Todo dia ela faz tudo sempre igual’ (...) ‘Todo dia eu só penso em poder parar’...
As duas frases pinçadas de ‘Cotidiano’, composição de Chico Buarque, representam a rotina robótica que a maioria de nós segue.
Cumprimos as obrigações diárias de maneira automática, sem aplicar sentimento nas atitudes. E assim o tempo passa e ficamos cada vez mais insensíveis.
Aí, de repente, um produto audiovisual criado exclusivamente para entreter o cidadão se mostra capaz de provocar uma catarse.
A trama de Duda (Gloria Pires) e Adriana (Julia Dalavia) em ‘O Outro Lado do Paraíso’ torna impossível assistir ao novelão sem se envolver emocionalmente com o drama das personagens.
Capítulo após capítulo, o telespectador recebe intensa descarga afetiva a partir do amor e da consternação da dona de bordel e sua filha advogada.
É uma situação fictícia capaz de despertar reações orgânicas.
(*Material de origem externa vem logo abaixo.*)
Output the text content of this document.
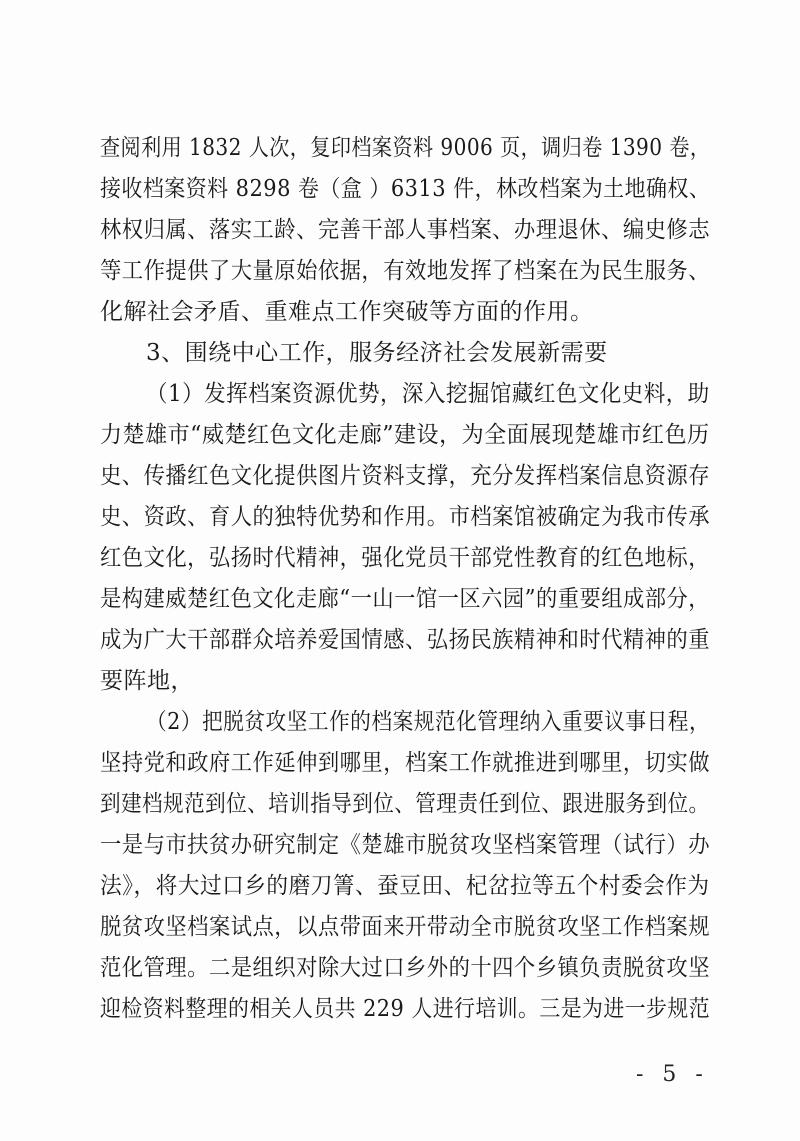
查阅利用 1832 人次，复印档案资料 9006 页，调归卷 1390 卷，
接收档案资料 8298 卷（盒 ）6313 件，林改档案为土地确权、
林权归属、落实工龄、完善干部人事档案、办理退休、编史修志
等工作提供了大量原始依据，有效地发挥了档案在为民生服务、
化解社会矛盾、重难点工作突破等方面的作用。
3、围绕中心工作，服务经济社会发展新需要
（1）发挥档案资源优势，深入挖掘馆藏红色文化史料，助
力楚雄市“威楚红色文化走廊”建设，为全面展现楚雄市红色历
史、传播红色文化提供图片资料支撑，充分发挥档案信息资源存
史、资政、育人的独特优势和作用。市档案馆被确定为我市传承
红色文化，弘扬时代精神，强化党员干部党性教育的红色地标，
是构建威楚红色文化走廊“一山一馆一区六园”的重要组成部分，
成为广大干部群众培养爱国情感、弘扬民族精神和时代精神的重
要阵地，
（2）把脱贫攻坚工作的档案规范化管理纳入重要议事日程，
坚持党和政府工作延伸到哪里，档案工作就推进到哪里，切实做
到建档规范到位、培训指导到位、管理责任到位、跟进服务到位。
一是与市扶贫办研究制定《楚雄市脱贫攻坚档案管理（试行）办
法》，将大过口乡的磨刀箐、蚕豆田、杞岔拉等五个村委会作为
脱贫攻坚档案试点，以点带面来开带动全市脱贫攻坚工作档案规
范化管理。二是组织对除大过口乡外的十四个乡镇负责脱贫攻坚
迎检资料整理的相关人员共 229 人进行培训。三是为进一步规范
- 5 -
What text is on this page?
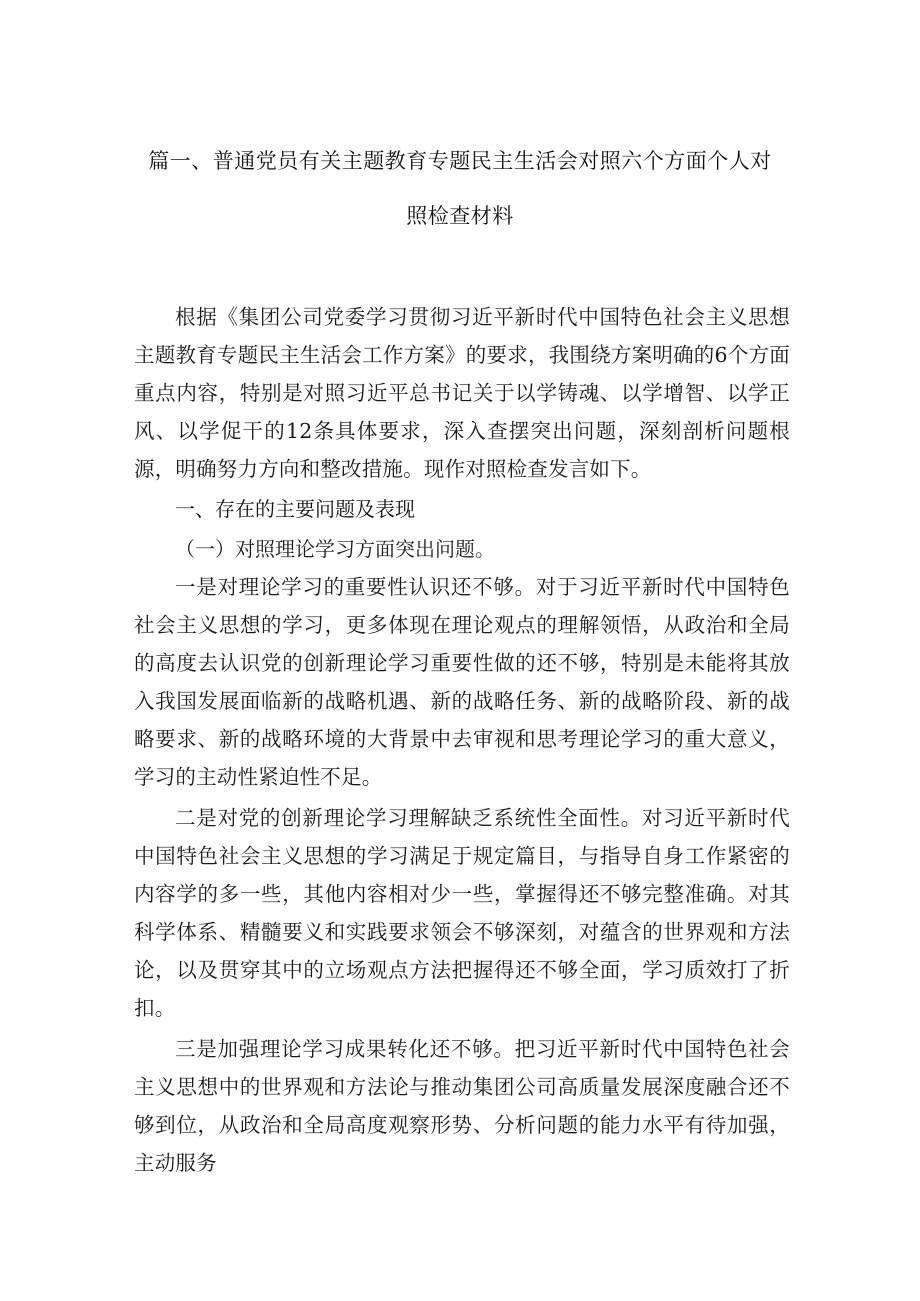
篇一、普通党员有关主题教育专题民主生活会对照六个方面个人对
照检查材料

根据《集团公司党委学习贯彻习近平新时代中国特色社会主义思想主题教育专题民主生活会工作方案》的要求，我围绕方案明确的6个方面重点内容，特别是对照习近平总书记关于以学铸魂、以学增智、以学正风、以学促干的12条具体要求，深入查摆突出问题，深刻剖析问题根源，明确努力方向和整改措施。现作对照检查发言如下。

一、存在的主要问题及表现

（一）对照理论学习方面突出问题。

一是对理论学习的重要性认识还不够。对于习近平新时代中国特色社会主义思想的学习，更多体现在理论观点的理解领悟，从政治和全局的高度去认识党的创新理论学习重要性做的还不够，特别是未能将其放入我国发展面临新的战略机遇、新的战略任务、新的战略阶段、新的战略要求、新的战略环境的大背景中去审视和思考理论学习的重大意义，学习的主动性紧迫性不足。

二是对党的创新理论学习理解缺乏系统性全面性。对习近平新时代中国特色社会主义思想的学习满足于规定篇目，与指导自身工作紧密的内容学的多一些，其他内容相对少一些，掌握得还不够完整准确。对其科学体系、精髓要义和实践要求领会不够深刻，对蕴含的世界观和方法论，以及贯穿其中的立场观点方法把握得还不够全面，学习质效打了折扣。

三是加强理论学习成果转化还不够。把习近平新时代中国特色社会主义思想中的世界观和方法论与推动集团公司高质量发展深度融合还不够到位，从政治和全局高度观察形势、分析问题的能力水平有待加强，主动服务
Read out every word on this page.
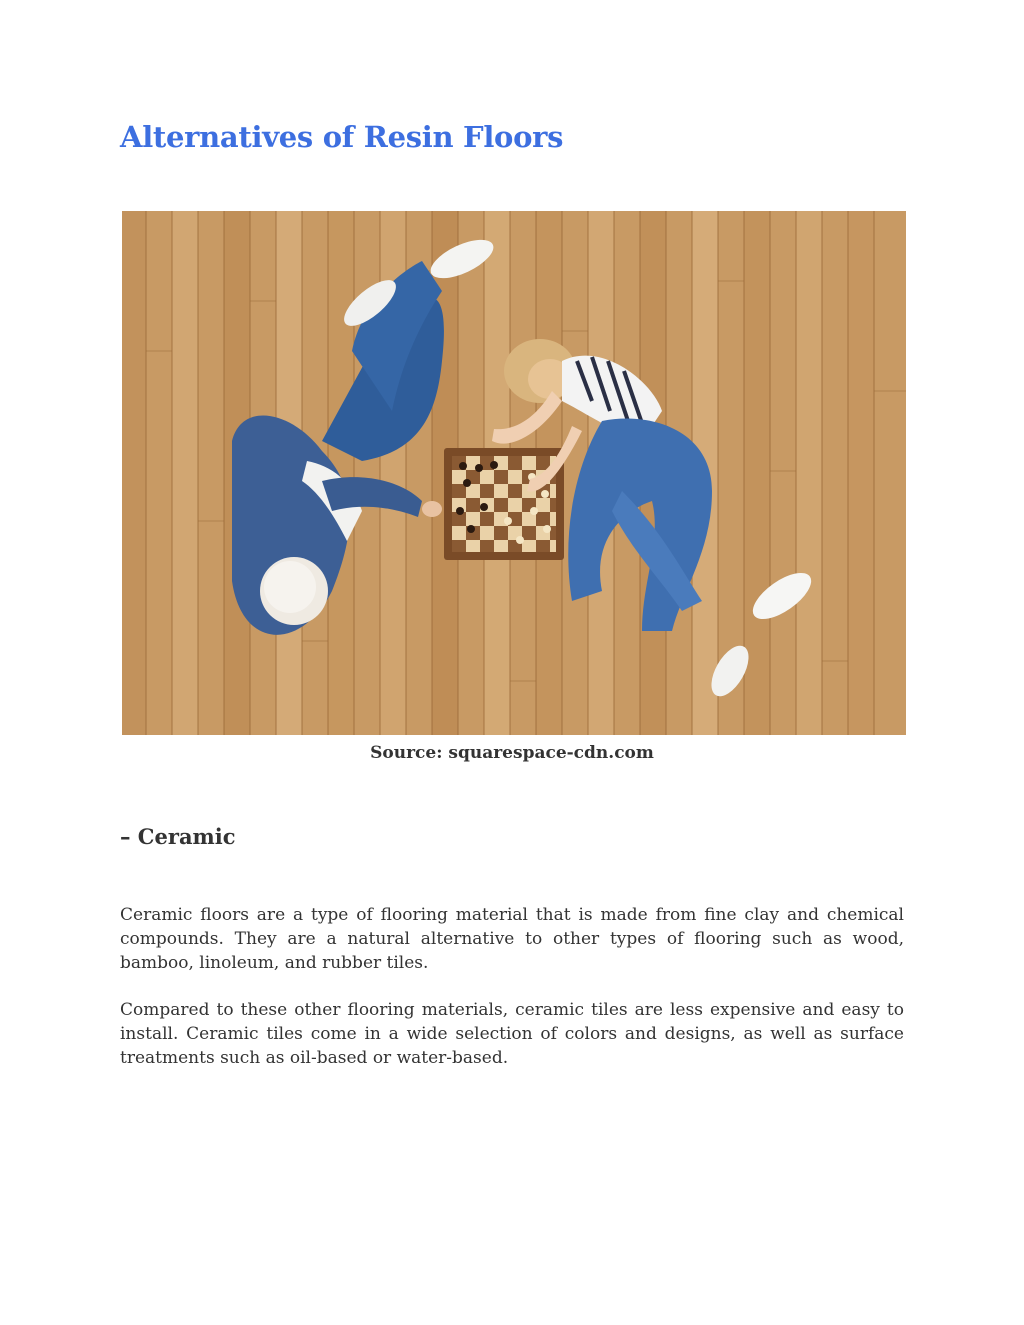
Alternatives of Resin Floors
Source: squarespace-cdn.com
– Ceramic

Ceramic floors are a type of flooring material that is made from fine clay and chemical compounds. They are a natural alternative to other types of flooring such as wood, bamboo, linoleum, and rubber tiles.

Compared to these other flooring materials, ceramic tiles are less expensive and easy to install. Ceramic tiles come in a wide selection of colors and designs, as well as surface treatments such as oil-based or water-based.
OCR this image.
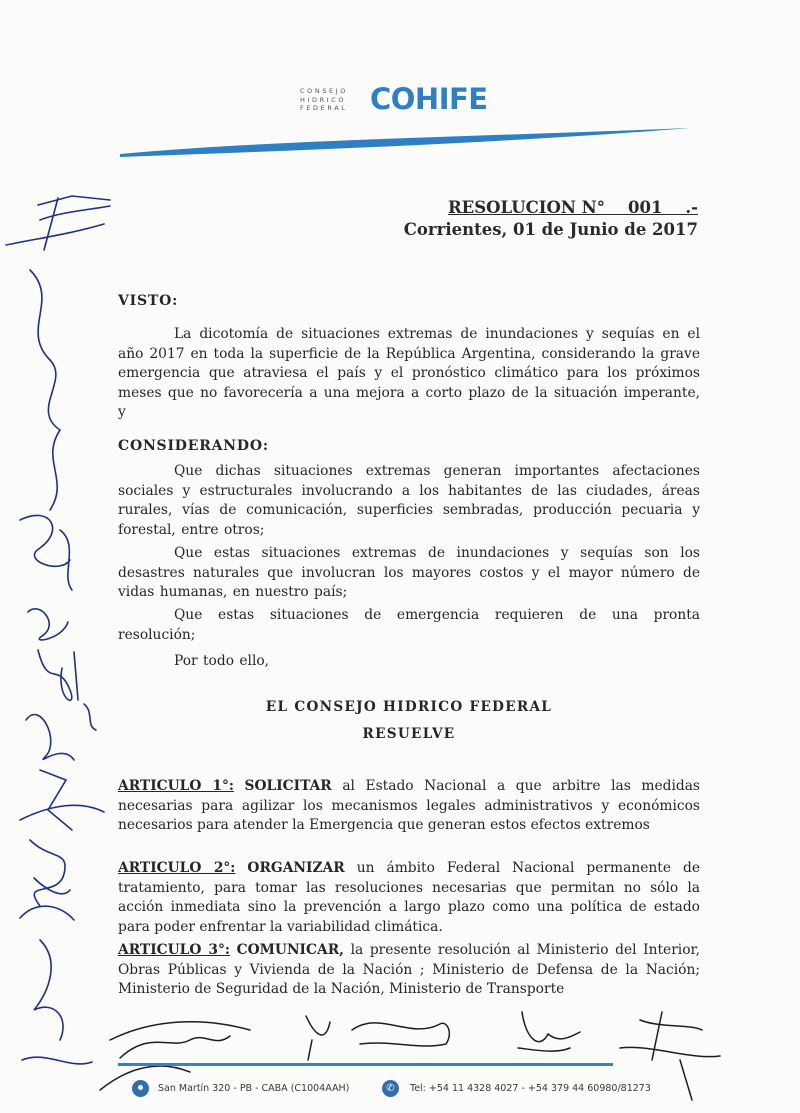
CONSEJO
HIDRICO
FEDERAL COHIFE
RESOLUCION N°    001    .-
Corrientes, 01 de Junio de 2017
VISTO:
La dicotomía de situaciones extremas de inundaciones y sequías en el año 2017 en toda la superficie de la República Argentina, considerando la grave emergencia que atraviesa el país y el pronóstico climático para los próximos meses que no favorecería a una mejora a corto plazo de la situación imperante, y
CONSIDERANDO:
Que dichas situaciones extremas generan importantes afectaciones sociales y estructurales involucrando a los habitantes de las ciudades, áreas rurales, vías de comunicación, superficies sembradas, producción pecuaria y forestal, entre otros;
Que estas situaciones extremas de inundaciones y sequías son los desastres naturales que involucran los mayores costos y el mayor número de vidas humanas, en nuestro país;
Que estas situaciones de emergencia requieren de una pronta resolución;
Por todo ello,
EL CONSEJO HIDRICO FEDERAL
RESUELVE
ARTICULO 1°: SOLICITAR al Estado Nacional a que arbitre las medidas necesarias para agilizar los mecanismos legales administrativos y económicos necesarios para atender la Emergencia que generan estos efectos extremos
ARTICULO 2°: ORGANIZAR un ámbito Federal Nacional permanente de tratamiento, para tomar las resoluciones necesarias que permitan no sólo la acción inmediata sino la prevención a largo plazo como una política de estado para poder enfrentar la variabilidad climática.
ARTICULO 3°: COMUNICAR, la presente resolución al Ministerio del Interior, Obras Públicas y Vivienda de la Nación ; Ministerio de Defensa de la Nación; Ministerio de Seguridad de la Nación, Ministerio de Transporte
San Martín 320 - PB - CABA (C1004AAH)	✆	Tel: +54 11 4328 4027 - +54 379 44 60980/81273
O folhetim consegue acessar nossa sentimentalidade e fazê-la transbordar.
Por meio daquelas pessoas que só existem na TV, encaramos nossos próprios medos, frustrações, ansiedades, paixões...
A emoção ‘fake’ produz emoção genuína – e a gente rompe o escudo adotado no dia a dia para suportar as aflições vida.
Após acompanhar o sofrimento emocional de Dudas e Adrianas da teledramaturgia, milhões de brasileiros vão dormir mais conectados com os próprios sentimentos.
Esse é um dos poderes da televisão: mexer profundamente com as pessoas.
A dureza do cotidiano nos faz agir mecanicamente, já a novela estimula nossa passionalidade e relembra o quanto somos humanamente frágeis.